Investment flowing into Taiwan from Europe has followed a similar pattern. According to statistics from Taiwan, investment from Europe fell from a peak of US$1.2 billion in 2000 to $609 million in 2002, although by 2004 it had recovered to $963 million. Investment from Europe has followed the overall pattern of flows into Taiwan over the past few years. Total investment inflows fell from $7.5 billion in 2000 to $3.2 billion in 2002, before climbing again to $3.9 billion by 2004. Investment from the United States, once the largest source, has fallen continuously from $1.3 billion in 2000 to only $353 million in 2004.

Of course, the primary reason for this pattern is not difficult to identify: mainland China. Similar fluctuations have been mirrored in virtually every other economy in East Asia, from Japan down to Singapore, as China has rapidly evolved into the main point of assembly for goods sourced from around the region.

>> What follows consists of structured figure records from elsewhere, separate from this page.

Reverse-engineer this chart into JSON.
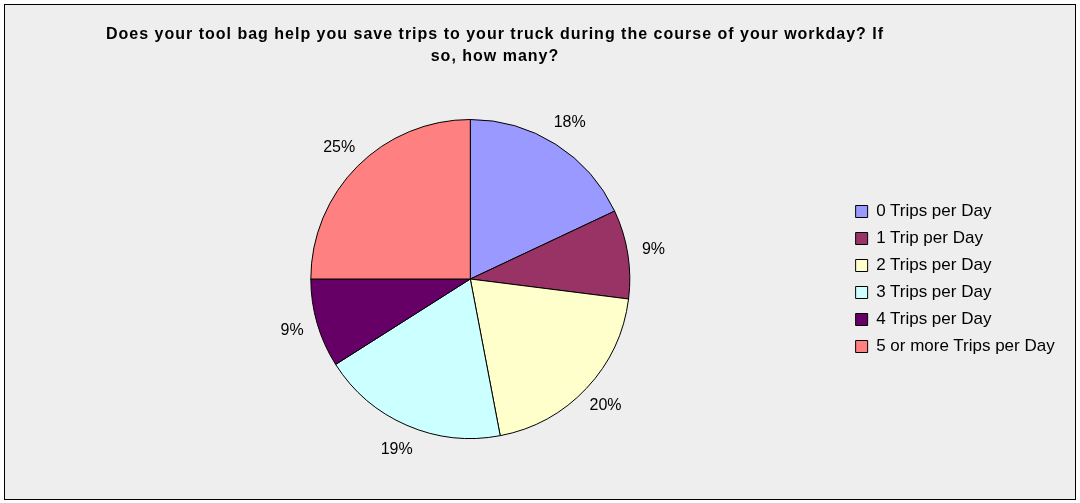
{
  "chart_data": {
    "type": "pie",
    "title": "Does your tool bag help you save trips to your truck during the course of your workday? If so, how many?",
    "categories": [
      "0 Trips per Day",
      "1 Trip per Day",
      "2 Trips per Day",
      "3 Trips per Day",
      "4 Trips per Day",
      "5 or more Trips per Day"
    ],
    "values": [
      18,
      9,
      20,
      19,
      9,
      25
    ],
    "value_labels": [
      "18%",
      "9%",
      "20%",
      "19%",
      "9%",
      "25%"
    ],
    "colors": [
      "#9999ff",
      "#993366",
      "#ffffcc",
      "#ccffff",
      "#660066",
      "#ff8080"
    ],
    "legend": "right"
  }
}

Businesses from Taiwan have invested huge amounts in manufacturing facilities in the mainland. According to Taiwanese statistics, by last September a total of $41.9 billion had been directly invested in the mainland, although if indirect investment through third countries is counted, the real figure is estimated to be well over $100 billion. The growth in investment has led to huge increases in trade flows between Taiwan and the mainland, although the exact figures for this are a matter for informed guesses at best, since much of it is carried out through intermediaries such as Hong Kong.

Even if companies from Taiwan, and arguably the Taiwanese economy in general, have benefited from these developments, which have helped them maintain their competitiveness, there are clearly concerns in Taiwan that it is losing out in both trade and investment and that key industries are being hollowed out by the shift to the mainland. Although other economies in Asia have faced similar shifts in trade and investment over recent years, largely as a result of the emergence of the mainland, the situation of Taiwan is certainly more delicate than most. Political and security factors are an essential element of Taiwan's debate over how it should respond to these economic shifts.

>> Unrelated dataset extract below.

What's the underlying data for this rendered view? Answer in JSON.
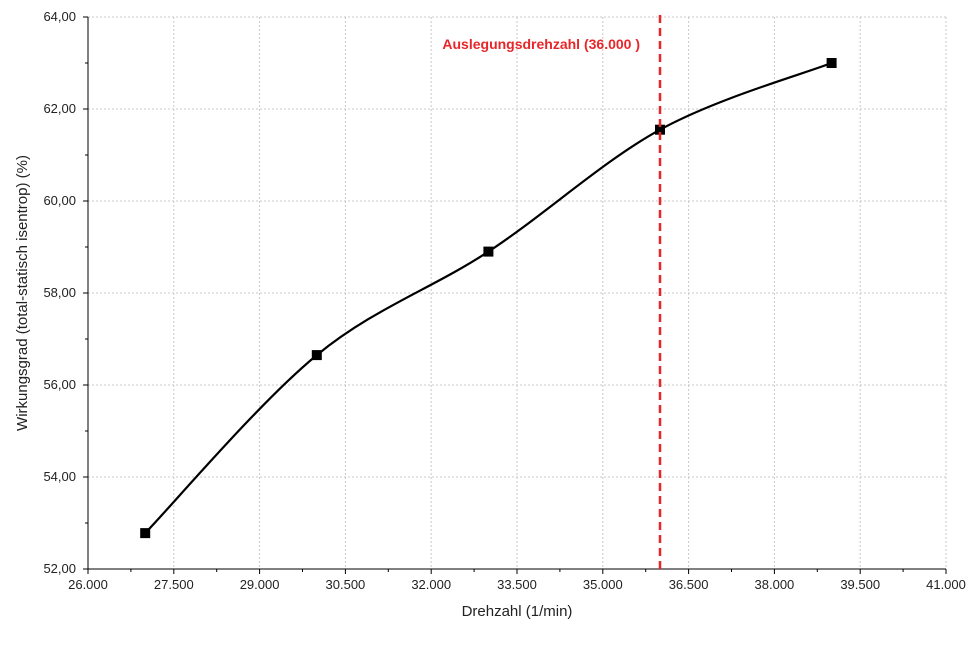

It is difficult to avoid politics in discussions of Taiwan's economy. During Ma's trip, official contacts with him were limited. But the fact that Ma was leading a business delegation is no coincidence, and no doubt reflects a real concern to help the economy overcome the difficulties it faces. Still, the emphasis on the economy cannot be divorced from domestic political rivalry in Taiwan.

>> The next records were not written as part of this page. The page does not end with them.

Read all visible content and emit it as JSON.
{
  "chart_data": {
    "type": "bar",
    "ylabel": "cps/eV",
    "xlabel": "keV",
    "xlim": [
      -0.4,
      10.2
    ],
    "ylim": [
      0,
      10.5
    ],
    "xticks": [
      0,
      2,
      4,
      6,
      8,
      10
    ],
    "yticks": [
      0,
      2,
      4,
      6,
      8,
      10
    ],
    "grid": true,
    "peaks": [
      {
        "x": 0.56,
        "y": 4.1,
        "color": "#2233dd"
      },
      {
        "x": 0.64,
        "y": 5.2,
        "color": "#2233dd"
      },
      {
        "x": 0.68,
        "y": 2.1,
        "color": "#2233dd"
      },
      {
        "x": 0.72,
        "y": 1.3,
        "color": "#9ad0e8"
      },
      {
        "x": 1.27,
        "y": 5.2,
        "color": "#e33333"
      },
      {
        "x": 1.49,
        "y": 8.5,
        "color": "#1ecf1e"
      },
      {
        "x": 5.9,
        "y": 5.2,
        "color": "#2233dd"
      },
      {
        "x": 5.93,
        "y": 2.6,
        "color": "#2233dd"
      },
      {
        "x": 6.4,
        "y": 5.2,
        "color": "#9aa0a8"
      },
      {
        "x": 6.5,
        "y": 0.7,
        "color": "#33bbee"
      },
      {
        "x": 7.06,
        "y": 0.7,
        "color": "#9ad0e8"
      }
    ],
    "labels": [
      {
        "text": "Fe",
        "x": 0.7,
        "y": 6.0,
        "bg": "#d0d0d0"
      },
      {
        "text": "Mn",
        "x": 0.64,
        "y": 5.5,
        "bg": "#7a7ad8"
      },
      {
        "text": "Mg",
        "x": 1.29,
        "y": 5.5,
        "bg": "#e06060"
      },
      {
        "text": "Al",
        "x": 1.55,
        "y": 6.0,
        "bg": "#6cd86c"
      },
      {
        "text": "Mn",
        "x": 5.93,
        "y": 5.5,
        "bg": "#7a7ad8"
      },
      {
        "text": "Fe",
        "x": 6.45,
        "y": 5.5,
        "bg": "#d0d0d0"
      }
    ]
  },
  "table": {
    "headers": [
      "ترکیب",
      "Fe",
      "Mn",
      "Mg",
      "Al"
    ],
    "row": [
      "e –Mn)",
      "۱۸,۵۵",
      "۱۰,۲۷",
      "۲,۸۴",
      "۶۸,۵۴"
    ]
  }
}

Playing down the unification issue and stressing economics and the need for stability in relations with the mainland is a way of emphasizing the difference between the KMT and its main rival, the governing Democratic Progressive Party. Ma, by implication, is also able to point to the fact that rather than simply attempting to lessen the negative effects of the shift to the mainland by Taiwan companies, he is trying to do something practical about it by seeking new investment from overseas. By doing so, he also gains support from businessmen in Taiwan who see their future linked with the mainland.

Even without the political dimension, Taiwan has long seen the need to promote itself, although the results have been mixed at best, as the recent declines in investment inflows show. During the visit of Ma's delegation, both he and the business leaders who accompanied him were eager to play up Taiwan's role as a bridge between the mainland and the rest of the world.

In a number of sectors, especially computers, Taiwanese companies are the dominant players in the mainland, both in terms of manufacturing investment and trade. They are therefore arguably ideally placed to partner with European companies in doing business in the mainland. Still, it remains to be seen whether selling Taiwan as a business location will be successful in a business world that continues to be bedazzled by mainland China, and wants to get there by the most direct route possible.